Besides that, maintaining a prolonged strict oral hygiene through proper intrasulcular toothbrushing technique could promote the keratinisation of the sulcular epithelium through the elimination of the bacterial flora within the sulcus. However, the clinical significance of the keratinisation of sulcular epithelium remains questionable as its contribution to the strength of the semi-permeable barrier is minimal and inducing keratinisation is also suggested to interfere with the healing process in periodontitis or after surgery. Others also warn against keratinisation of the adjacent junctional epithelium which could compromise its attachment to the tooth, defeating its purpose as a physical barrier.

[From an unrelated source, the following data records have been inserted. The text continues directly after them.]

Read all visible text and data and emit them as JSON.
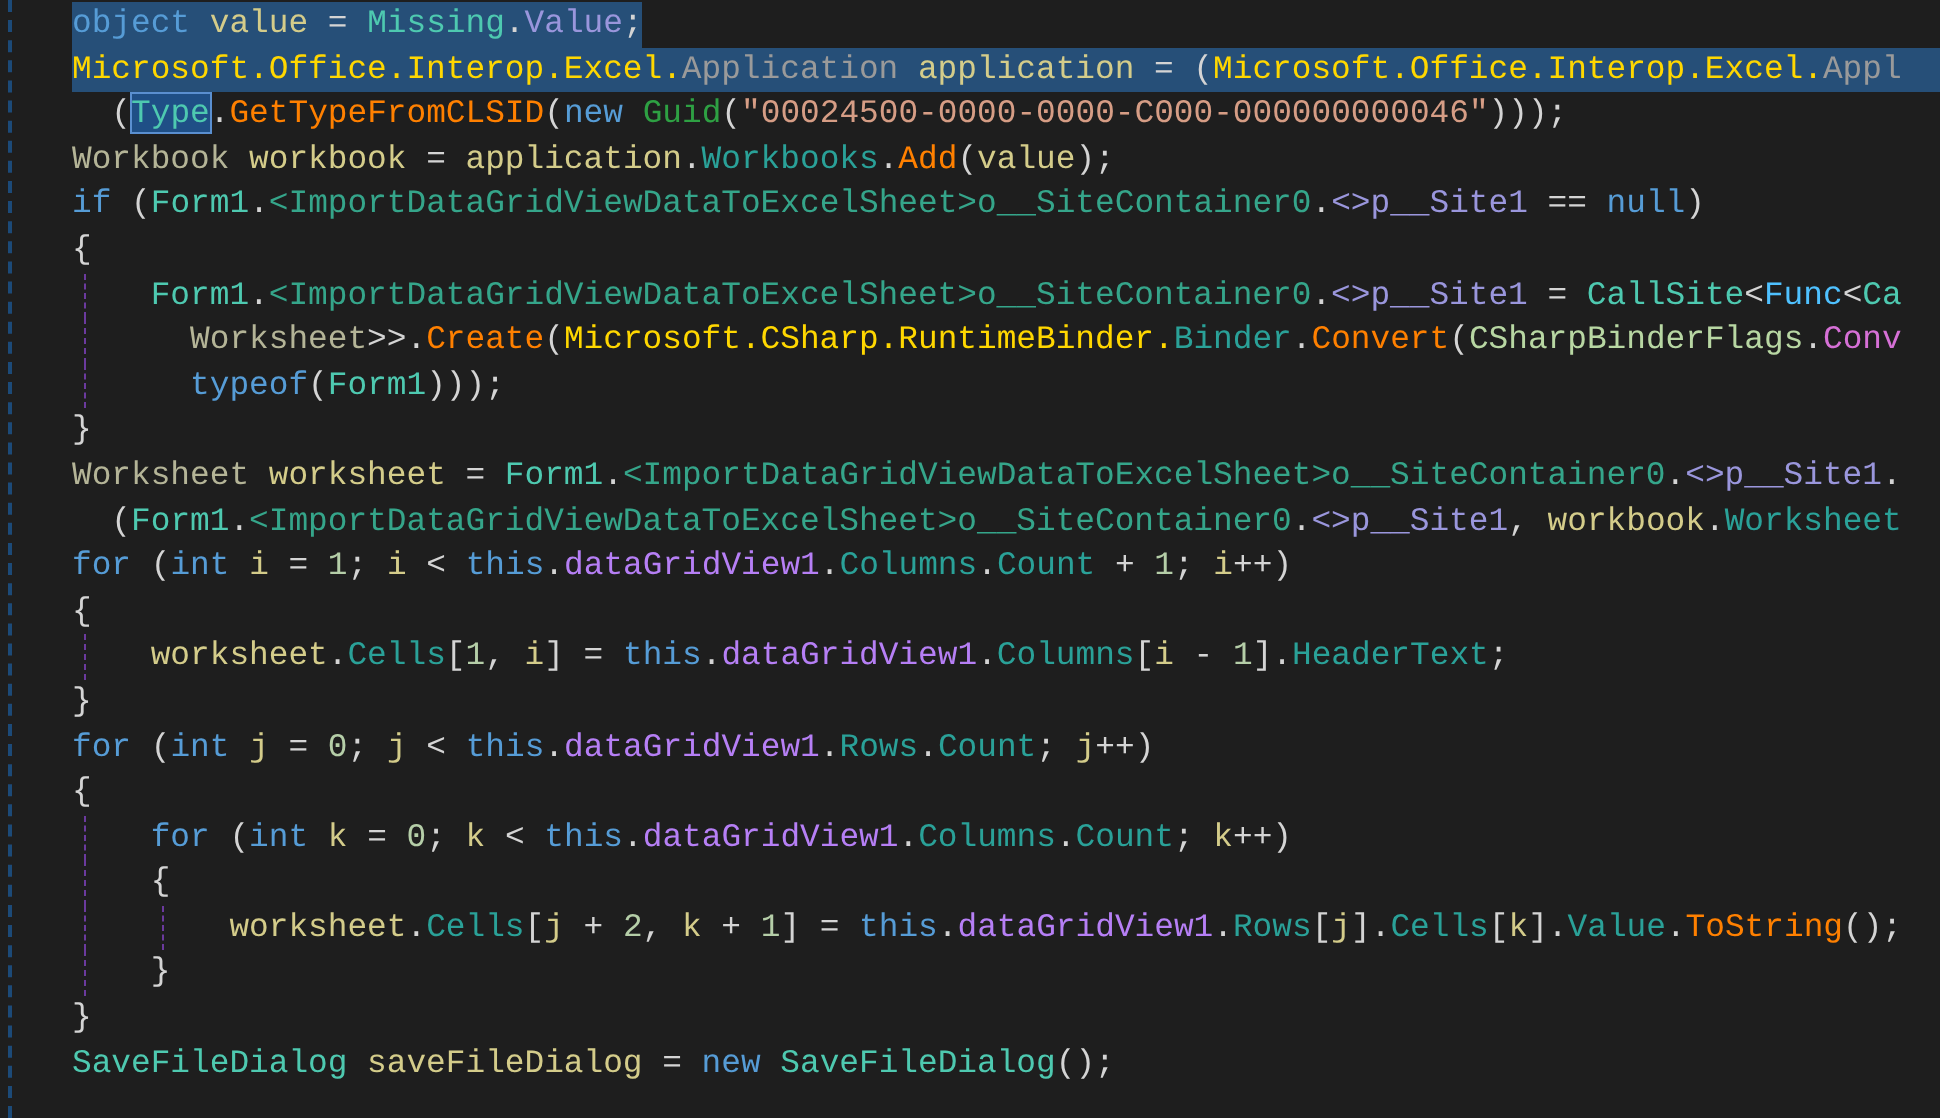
{
  "editor": {
    "lines": [
      {
        "selected": true,
        "eol_selected": false,
        "tokens": [
          {
            "kind": "k",
            "text": "object "
          },
          {
            "kind": "v",
            "text": "value"
          },
          {
            "kind": "pu",
            "text": " = "
          },
          {
            "kind": "t",
            "text": "Missing"
          },
          {
            "kind": "pu",
            "text": "."
          },
          {
            "kind": "si",
            "text": "Value"
          },
          {
            "kind": "pu",
            "text": ";"
          }
        ]
      },
      {
        "selected": true,
        "eol_selected": true,
        "tokens": [
          {
            "kind": "ns",
            "text": "Microsoft.Office.Interop.Excel."
          },
          {
            "kind": "g",
            "text": "Application "
          },
          {
            "kind": "v",
            "text": "application"
          },
          {
            "kind": "pu",
            "text": " = ("
          },
          {
            "kind": "ns",
            "text": "Microsoft.Office.Interop.Excel."
          },
          {
            "kind": "g",
            "text": "Appl"
          }
        ]
      },
      {
        "selected": false,
        "eol_selected": false,
        "tokens": [
          {
            "kind": "pu",
            "text": "  ("
          },
          {
            "kind": "match",
            "text": "Type"
          },
          {
            "kind": "pu",
            "text": "."
          },
          {
            "kind": "m",
            "text": "GetTypeFromCLSID"
          },
          {
            "kind": "pu",
            "text": "("
          },
          {
            "kind": "k",
            "text": "new "
          },
          {
            "kind": "gr",
            "text": "Guid"
          },
          {
            "kind": "pu",
            "text": "("
          },
          {
            "kind": "s",
            "text": "\"00024500-0000-0000-C000-000000000046\""
          },
          {
            "kind": "pu",
            "text": ")));"
          }
        ]
      },
      {
        "selected": false,
        "eol_selected": false,
        "tokens": [
          {
            "kind": "tg",
            "text": "Workbook "
          },
          {
            "kind": "v",
            "text": "workbook"
          },
          {
            "kind": "pu",
            "text": " = "
          },
          {
            "kind": "v",
            "text": "application"
          },
          {
            "kind": "pu",
            "text": "."
          },
          {
            "kind": "p",
            "text": "Workbooks"
          },
          {
            "kind": "pu",
            "text": "."
          },
          {
            "kind": "m",
            "text": "Add"
          },
          {
            "kind": "pu",
            "text": "("
          },
          {
            "kind": "v",
            "text": "value"
          },
          {
            "kind": "pu",
            "text": ");"
          }
        ]
      },
      {
        "selected": false,
        "eol_selected": false,
        "tokens": [
          {
            "kind": "k",
            "text": "if"
          },
          {
            "kind": "pu",
            "text": " ("
          },
          {
            "kind": "t",
            "text": "Form1"
          },
          {
            "kind": "pu",
            "text": "."
          },
          {
            "kind": "sc",
            "text": "<ImportDataGridViewDataToExcelSheet>o__SiteContainer0"
          },
          {
            "kind": "pu",
            "text": "."
          },
          {
            "kind": "si",
            "text": "<>p__Site1"
          },
          {
            "kind": "pu",
            "text": " == "
          },
          {
            "kind": "k",
            "text": "null"
          },
          {
            "kind": "pu",
            "text": ")"
          }
        ]
      },
      {
        "selected": false,
        "eol_selected": false,
        "tokens": [
          {
            "kind": "pu",
            "text": "{"
          }
        ]
      },
      {
        "selected": false,
        "eol_selected": false,
        "tokens": [
          {
            "kind": "t",
            "text": "    Form1"
          },
          {
            "kind": "pu",
            "text": "."
          },
          {
            "kind": "sc",
            "text": "<ImportDataGridViewDataToExcelSheet>o__SiteContainer0"
          },
          {
            "kind": "pu",
            "text": "."
          },
          {
            "kind": "si",
            "text": "<>p__Site1"
          },
          {
            "kind": "pu",
            "text": " = "
          },
          {
            "kind": "t",
            "text": "CallSite"
          },
          {
            "kind": "pu",
            "text": "<"
          },
          {
            "kind": "de",
            "text": "Func"
          },
          {
            "kind": "pu",
            "text": "<"
          },
          {
            "kind": "t",
            "text": "Ca"
          }
        ]
      },
      {
        "selected": false,
        "eol_selected": false,
        "tokens": [
          {
            "kind": "tg",
            "text": "      Worksheet"
          },
          {
            "kind": "pu",
            "text": ">>."
          },
          {
            "kind": "m",
            "text": "Create"
          },
          {
            "kind": "pu",
            "text": "("
          },
          {
            "kind": "ns",
            "text": "Microsoft.CSharp.RuntimeBinder."
          },
          {
            "kind": "p",
            "text": "Binder"
          },
          {
            "kind": "pu",
            "text": "."
          },
          {
            "kind": "m",
            "text": "Convert"
          },
          {
            "kind": "pu",
            "text": "("
          },
          {
            "kind": "fl",
            "text": "CSharpBinderFlags"
          },
          {
            "kind": "pu",
            "text": "."
          },
          {
            "kind": "en",
            "text": "Conv"
          }
        ]
      },
      {
        "selected": false,
        "eol_selected": false,
        "tokens": [
          {
            "kind": "k",
            "text": "      typeof"
          },
          {
            "kind": "pu",
            "text": "("
          },
          {
            "kind": "t",
            "text": "Form1"
          },
          {
            "kind": "pu",
            "text": ")));"
          }
        ]
      },
      {
        "selected": false,
        "eol_selected": false,
        "tokens": [
          {
            "kind": "pu",
            "text": "}"
          }
        ]
      },
      {
        "selected": false,
        "eol_selected": false,
        "tokens": [
          {
            "kind": "tg",
            "text": "Worksheet "
          },
          {
            "kind": "v",
            "text": "worksheet"
          },
          {
            "kind": "pu",
            "text": " = "
          },
          {
            "kind": "t",
            "text": "Form1"
          },
          {
            "kind": "pu",
            "text": "."
          },
          {
            "kind": "sc",
            "text": "<ImportDataGridViewDataToExcelSheet>o__SiteContainer0"
          },
          {
            "kind": "pu",
            "text": "."
          },
          {
            "kind": "si",
            "text": "<>p__Site1"
          },
          {
            "kind": "pu",
            "text": "."
          }
        ]
      },
      {
        "selected": false,
        "eol_selected": false,
        "tokens": [
          {
            "kind": "pu",
            "text": "  ("
          },
          {
            "kind": "t",
            "text": "Form1"
          },
          {
            "kind": "pu",
            "text": "."
          },
          {
            "kind": "sc",
            "text": "<ImportDataGridViewDataToExcelSheet>o__SiteContainer0"
          },
          {
            "kind": "pu",
            "text": "."
          },
          {
            "kind": "si",
            "text": "<>p__Site1"
          },
          {
            "kind": "pu",
            "text": ", "
          },
          {
            "kind": "v",
            "text": "workbook"
          },
          {
            "kind": "pu",
            "text": "."
          },
          {
            "kind": "p",
            "text": "Worksheet"
          }
        ]
      },
      {
        "selected": false,
        "eol_selected": false,
        "tokens": [
          {
            "kind": "k",
            "text": "for"
          },
          {
            "kind": "pu",
            "text": " ("
          },
          {
            "kind": "k",
            "text": "int "
          },
          {
            "kind": "v",
            "text": "i"
          },
          {
            "kind": "pu",
            "text": " = "
          },
          {
            "kind": "n",
            "text": "1"
          },
          {
            "kind": "pu",
            "text": "; "
          },
          {
            "kind": "v",
            "text": "i"
          },
          {
            "kind": "pu",
            "text": " < "
          },
          {
            "kind": "k",
            "text": "this"
          },
          {
            "kind": "pu",
            "text": "."
          },
          {
            "kind": "f",
            "text": "dataGridView1"
          },
          {
            "kind": "pu",
            "text": "."
          },
          {
            "kind": "p",
            "text": "Columns"
          },
          {
            "kind": "pu",
            "text": "."
          },
          {
            "kind": "p",
            "text": "Count"
          },
          {
            "kind": "pu",
            "text": " + "
          },
          {
            "kind": "n",
            "text": "1"
          },
          {
            "kind": "pu",
            "text": "; "
          },
          {
            "kind": "v",
            "text": "i"
          },
          {
            "kind": "pu",
            "text": "++)"
          }
        ]
      },
      {
        "selected": false,
        "eol_selected": false,
        "tokens": [
          {
            "kind": "pu",
            "text": "{"
          }
        ]
      },
      {
        "selected": false,
        "eol_selected": false,
        "tokens": [
          {
            "kind": "v",
            "text": "    worksheet"
          },
          {
            "kind": "pu",
            "text": "."
          },
          {
            "kind": "p",
            "text": "Cells"
          },
          {
            "kind": "pu",
            "text": "["
          },
          {
            "kind": "n",
            "text": "1"
          },
          {
            "kind": "pu",
            "text": ", "
          },
          {
            "kind": "v",
            "text": "i"
          },
          {
            "kind": "pu",
            "text": "] = "
          },
          {
            "kind": "k",
            "text": "this"
          },
          {
            "kind": "pu",
            "text": "."
          },
          {
            "kind": "f",
            "text": "dataGridView1"
          },
          {
            "kind": "pu",
            "text": "."
          },
          {
            "kind": "p",
            "text": "Columns"
          },
          {
            "kind": "pu",
            "text": "["
          },
          {
            "kind": "v",
            "text": "i"
          },
          {
            "kind": "pu",
            "text": " - "
          },
          {
            "kind": "n",
            "text": "1"
          },
          {
            "kind": "pu",
            "text": "]."
          },
          {
            "kind": "p",
            "text": "HeaderText"
          },
          {
            "kind": "pu",
            "text": ";"
          }
        ]
      },
      {
        "selected": false,
        "eol_selected": false,
        "tokens": [
          {
            "kind": "pu",
            "text": "}"
          }
        ]
      },
      {
        "selected": false,
        "eol_selected": false,
        "tokens": [
          {
            "kind": "k",
            "text": "for"
          },
          {
            "kind": "pu",
            "text": " ("
          },
          {
            "kind": "k",
            "text": "int "
          },
          {
            "kind": "v",
            "text": "j"
          },
          {
            "kind": "pu",
            "text": " = "
          },
          {
            "kind": "n",
            "text": "0"
          },
          {
            "kind": "pu",
            "text": "; "
          },
          {
            "kind": "v",
            "text": "j"
          },
          {
            "kind": "pu",
            "text": " < "
          },
          {
            "kind": "k",
            "text": "this"
          },
          {
            "kind": "pu",
            "text": "."
          },
          {
            "kind": "f",
            "text": "dataGridView1"
          },
          {
            "kind": "pu",
            "text": "."
          },
          {
            "kind": "p",
            "text": "Rows"
          },
          {
            "kind": "pu",
            "text": "."
          },
          {
            "kind": "p",
            "text": "Count"
          },
          {
            "kind": "pu",
            "text": "; "
          },
          {
            "kind": "v",
            "text": "j"
          },
          {
            "kind": "pu",
            "text": "++)"
          }
        ]
      },
      {
        "selected": false,
        "eol_selected": false,
        "tokens": [
          {
            "kind": "pu",
            "text": "{"
          }
        ]
      },
      {
        "selected": false,
        "eol_selected": false,
        "tokens": [
          {
            "kind": "k",
            "text": "    for"
          },
          {
            "kind": "pu",
            "text": " ("
          },
          {
            "kind": "k",
            "text": "int "
          },
          {
            "kind": "v",
            "text": "k"
          },
          {
            "kind": "pu",
            "text": " = "
          },
          {
            "kind": "n",
            "text": "0"
          },
          {
            "kind": "pu",
            "text": "; "
          },
          {
            "kind": "v",
            "text": "k"
          },
          {
            "kind": "pu",
            "text": " < "
          },
          {
            "kind": "k",
            "text": "this"
          },
          {
            "kind": "pu",
            "text": "."
          },
          {
            "kind": "f",
            "text": "dataGridView1"
          },
          {
            "kind": "pu",
            "text": "."
          },
          {
            "kind": "p",
            "text": "Columns"
          },
          {
            "kind": "pu",
            "text": "."
          },
          {
            "kind": "p",
            "text": "Count"
          },
          {
            "kind": "pu",
            "text": "; "
          },
          {
            "kind": "v",
            "text": "k"
          },
          {
            "kind": "pu",
            "text": "++)"
          }
        ]
      },
      {
        "selected": false,
        "eol_selected": false,
        "tokens": [
          {
            "kind": "pu",
            "text": "    {"
          }
        ]
      },
      {
        "selected": false,
        "eol_selected": false,
        "tokens": [
          {
            "kind": "v",
            "text": "        worksheet"
          },
          {
            "kind": "pu",
            "text": "."
          },
          {
            "kind": "p",
            "text": "Cells"
          },
          {
            "kind": "pu",
            "text": "["
          },
          {
            "kind": "v",
            "text": "j"
          },
          {
            "kind": "pu",
            "text": " + "
          },
          {
            "kind": "n",
            "text": "2"
          },
          {
            "kind": "pu",
            "text": ", "
          },
          {
            "kind": "v",
            "text": "k"
          },
          {
            "kind": "pu",
            "text": " + "
          },
          {
            "kind": "n",
            "text": "1"
          },
          {
            "kind": "pu",
            "text": "] = "
          },
          {
            "kind": "k",
            "text": "this"
          },
          {
            "kind": "pu",
            "text": "."
          },
          {
            "kind": "f",
            "text": "dataGridView1"
          },
          {
            "kind": "pu",
            "text": "."
          },
          {
            "kind": "p",
            "text": "Rows"
          },
          {
            "kind": "pu",
            "text": "["
          },
          {
            "kind": "v",
            "text": "j"
          },
          {
            "kind": "pu",
            "text": "]."
          },
          {
            "kind": "p",
            "text": "Cells"
          },
          {
            "kind": "pu",
            "text": "["
          },
          {
            "kind": "v",
            "text": "k"
          },
          {
            "kind": "pu",
            "text": "]."
          },
          {
            "kind": "p",
            "text": "Value"
          },
          {
            "kind": "pu",
            "text": "."
          },
          {
            "kind": "m",
            "text": "ToString"
          },
          {
            "kind": "pu",
            "text": "();"
          }
        ]
      },
      {
        "selected": false,
        "eol_selected": false,
        "tokens": [
          {
            "kind": "pu",
            "text": "    }"
          }
        ]
      },
      {
        "selected": false,
        "eol_selected": false,
        "tokens": [
          {
            "kind": "pu",
            "text": "}"
          }
        ]
      },
      {
        "selected": false,
        "eol_selected": false,
        "tokens": [
          {
            "kind": "t",
            "text": "SaveFileDialog "
          },
          {
            "kind": "v",
            "text": "saveFileDialog"
          },
          {
            "kind": "pu",
            "text": " = "
          },
          {
            "kind": "k",
            "text": "new "
          },
          {
            "kind": "t",
            "text": "SaveFileDialog"
          },
          {
            "kind": "pu",
            "text": "();"
          }
        ]
      }
    ]
  }
}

=== Clinical relevance of sulcular epithelium in periodontal surgery ===

It was historically practised that the sulcular epithelium was removed during periodontal surgery. It was thought that the diseased ‘pocket epithelium’ could prevent re-attachment of healthy connective tissue and new periodontal ligament to the root surface. Furthermore, the ‘pocket epithelium’ which includes the sulcular epithelium was considered as a pathologic tissue lining containing bacteria and inflammatory cells which could result in periodontal destruction.

Nonetheless, a study has demonstrated that its removal during flap surgery did not worsen attachment gain, pocket reduction or the healing outcome. In fact, its removal could lead to gingiva recession, a poorer esthetic outcome and increased root sensitivity or caries risk. Hence, it was concluded that the sulcular epithelium plays a protective role and shouldn’t be routinely removed unlike older periodontal techniques which necessitate it.

=== Role in the onset of Gingival Cyst ===
Some studies suggest that the gingival cyst may have developed from the odontogenic epithelium or from the surface or sulcular epithelium that has been traumatically implanted in the area.